Some fractures – particularly vertebral or spinal compression fractures – cause physical disfigurement, such as the spinal curvature variously known as hunchback or “dowager’s hump,” which can play havoc with a person’s self esteem. Tally the effects of reduced mobility, limited activity and increased dependence on family or friends, and you’ve got a sure fire recipe for emotional turmoil.

And that would be a lot of emotional turmoil: In 1993, the last year for which there are solid figures, osteoporosis related fractures among Canadians over the age of 45 resulted in some 29,000 hospitalizations, representing approximately 643,000 days in hospital. “By the best estimate we can make,” Hanley says, “there were probably an additional 47,000 fractures that required out patient care. Close to 23,000 Canadians were either in long term or chronic care facilities due to osteoporotic fractures in 1993.”

Needless to say, all of that medical attention (plus lost wages, medications, assistive devices, home care, and other direct and indirect expenses) costs us all a considerable amount of money – a steady pay out that’s only going to grow as the population continues to age.

How much? Using 1993 figures, a group of physicians at McMaster University in Hamilton, Ont., estimated that it costs the Canadian healthcare system about $1.3 billion a year just to treat osteoporotic fractures. Project those figures forward 25 years or so, and the cost of treating osteoporotic fractures – and osteoporosis in general (it’s been estimated that osteoporosis accounts for 76,000 hospital visits a year) – will have increased exponentially. If, that is, prevention and treatment strategies for people at risk for the disease are not followed through.

“The truth is,” Hanley says, “without change in the current practice of the diagnosis and treatment of osteoporosis, the disease has the potential to become an epidemic in Canada as the population ages, and an increasing burden on our shrinking healthcare budget. Preventing fractures is really the key to limiting the impact of osteoporosis on health and lifestyle.

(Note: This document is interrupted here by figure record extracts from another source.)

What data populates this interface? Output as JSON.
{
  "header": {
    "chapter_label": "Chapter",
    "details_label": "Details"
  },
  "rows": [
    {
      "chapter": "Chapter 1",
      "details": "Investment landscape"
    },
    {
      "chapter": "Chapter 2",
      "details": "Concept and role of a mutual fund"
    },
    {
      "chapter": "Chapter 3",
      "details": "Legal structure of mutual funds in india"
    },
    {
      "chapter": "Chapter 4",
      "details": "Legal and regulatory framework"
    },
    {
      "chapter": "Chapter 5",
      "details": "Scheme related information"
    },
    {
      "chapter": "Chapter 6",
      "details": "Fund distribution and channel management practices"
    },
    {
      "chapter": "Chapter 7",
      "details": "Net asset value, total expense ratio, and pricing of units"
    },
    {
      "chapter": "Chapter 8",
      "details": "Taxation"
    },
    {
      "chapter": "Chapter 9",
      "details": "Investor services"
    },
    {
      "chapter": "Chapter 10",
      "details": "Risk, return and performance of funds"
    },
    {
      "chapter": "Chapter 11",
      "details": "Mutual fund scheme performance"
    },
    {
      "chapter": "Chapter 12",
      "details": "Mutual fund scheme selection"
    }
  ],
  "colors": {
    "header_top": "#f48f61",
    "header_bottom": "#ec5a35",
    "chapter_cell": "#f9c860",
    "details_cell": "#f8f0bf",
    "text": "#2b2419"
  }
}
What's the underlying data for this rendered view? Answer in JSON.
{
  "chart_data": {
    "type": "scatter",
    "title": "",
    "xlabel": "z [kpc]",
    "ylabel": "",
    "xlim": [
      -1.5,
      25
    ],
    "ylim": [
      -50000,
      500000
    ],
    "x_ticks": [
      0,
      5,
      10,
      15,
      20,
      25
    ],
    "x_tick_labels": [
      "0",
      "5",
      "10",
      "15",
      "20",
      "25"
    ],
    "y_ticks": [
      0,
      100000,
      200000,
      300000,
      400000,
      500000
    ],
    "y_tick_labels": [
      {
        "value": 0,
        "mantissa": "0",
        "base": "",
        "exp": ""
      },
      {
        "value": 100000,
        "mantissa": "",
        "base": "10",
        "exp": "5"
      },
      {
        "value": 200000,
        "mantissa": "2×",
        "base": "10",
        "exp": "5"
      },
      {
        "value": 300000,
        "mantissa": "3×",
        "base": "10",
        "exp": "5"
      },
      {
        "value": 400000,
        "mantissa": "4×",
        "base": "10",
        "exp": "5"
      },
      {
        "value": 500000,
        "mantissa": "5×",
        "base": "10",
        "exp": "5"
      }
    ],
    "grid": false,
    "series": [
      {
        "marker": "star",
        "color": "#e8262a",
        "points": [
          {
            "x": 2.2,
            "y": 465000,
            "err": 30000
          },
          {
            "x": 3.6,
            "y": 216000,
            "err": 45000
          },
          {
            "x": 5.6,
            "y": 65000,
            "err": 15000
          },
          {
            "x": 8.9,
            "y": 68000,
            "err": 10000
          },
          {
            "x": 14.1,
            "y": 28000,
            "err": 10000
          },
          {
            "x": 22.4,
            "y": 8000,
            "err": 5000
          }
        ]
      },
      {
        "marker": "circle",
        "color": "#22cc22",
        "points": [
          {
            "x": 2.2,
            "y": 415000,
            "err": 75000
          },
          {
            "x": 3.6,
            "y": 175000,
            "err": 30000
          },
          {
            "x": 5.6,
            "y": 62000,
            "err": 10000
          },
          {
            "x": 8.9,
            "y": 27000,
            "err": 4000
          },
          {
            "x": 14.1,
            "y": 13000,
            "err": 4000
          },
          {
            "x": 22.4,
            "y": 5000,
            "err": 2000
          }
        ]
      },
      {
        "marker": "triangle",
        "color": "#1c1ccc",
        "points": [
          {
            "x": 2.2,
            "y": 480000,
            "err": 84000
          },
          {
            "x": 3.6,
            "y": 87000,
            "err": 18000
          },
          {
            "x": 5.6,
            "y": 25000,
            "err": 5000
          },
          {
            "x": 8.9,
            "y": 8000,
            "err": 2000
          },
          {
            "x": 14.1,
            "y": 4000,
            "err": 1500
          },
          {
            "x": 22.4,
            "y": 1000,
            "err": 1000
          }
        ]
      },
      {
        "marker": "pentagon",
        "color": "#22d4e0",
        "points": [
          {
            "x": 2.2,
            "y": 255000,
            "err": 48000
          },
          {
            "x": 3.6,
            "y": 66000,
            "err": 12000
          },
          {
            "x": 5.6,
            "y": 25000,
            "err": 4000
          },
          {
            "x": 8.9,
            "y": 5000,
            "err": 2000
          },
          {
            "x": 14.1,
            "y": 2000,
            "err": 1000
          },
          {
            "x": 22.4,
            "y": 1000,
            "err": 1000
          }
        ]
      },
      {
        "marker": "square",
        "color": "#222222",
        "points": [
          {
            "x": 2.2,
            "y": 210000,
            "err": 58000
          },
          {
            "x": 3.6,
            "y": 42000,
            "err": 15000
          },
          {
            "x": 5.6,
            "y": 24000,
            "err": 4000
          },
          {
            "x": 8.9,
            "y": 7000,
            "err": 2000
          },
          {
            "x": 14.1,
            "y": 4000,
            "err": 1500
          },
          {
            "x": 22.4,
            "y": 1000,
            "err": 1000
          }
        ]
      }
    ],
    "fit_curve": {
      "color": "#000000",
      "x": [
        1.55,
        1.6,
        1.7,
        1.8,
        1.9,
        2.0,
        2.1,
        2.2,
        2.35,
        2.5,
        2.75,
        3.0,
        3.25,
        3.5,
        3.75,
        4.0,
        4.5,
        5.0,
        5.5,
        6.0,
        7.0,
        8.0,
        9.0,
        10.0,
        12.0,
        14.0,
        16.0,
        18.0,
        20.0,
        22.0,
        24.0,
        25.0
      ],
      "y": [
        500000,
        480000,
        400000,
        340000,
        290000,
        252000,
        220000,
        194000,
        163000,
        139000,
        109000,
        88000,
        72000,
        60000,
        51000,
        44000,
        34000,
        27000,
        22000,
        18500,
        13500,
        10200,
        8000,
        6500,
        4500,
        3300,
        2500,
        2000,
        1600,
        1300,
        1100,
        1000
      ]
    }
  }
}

Early intervention through prevention, diagnosis and treatment is the key to reducing the incidence of fractures.”

Hanley points to the recently released results of the clinical fracture arm of the ongoing multicentre Fracture Intervention Trial (which includes 6,457 patients in all phases of the study) as proof that “fractures can be prevented in patients with the early stages of osteoporosis. As Canadian physicians, we now have the information, and the tools needed, to effectively diagnose osteoporosis early, and I think we have treatments that now can be used to prevent fractures from occurring. By using these tools and information, we can limit the impact of osteoporosis now and in the future.”

The job of lessening the impact of osteoporosis, of course, doesn’t fall entirely to doctors; a good deal of that responsibility rests on the shoulders of ordinary people, who need to understand the importance and means of prevention, be aware of and recognize the warning signs of the disease, and know what steps to take to reduce their own risks.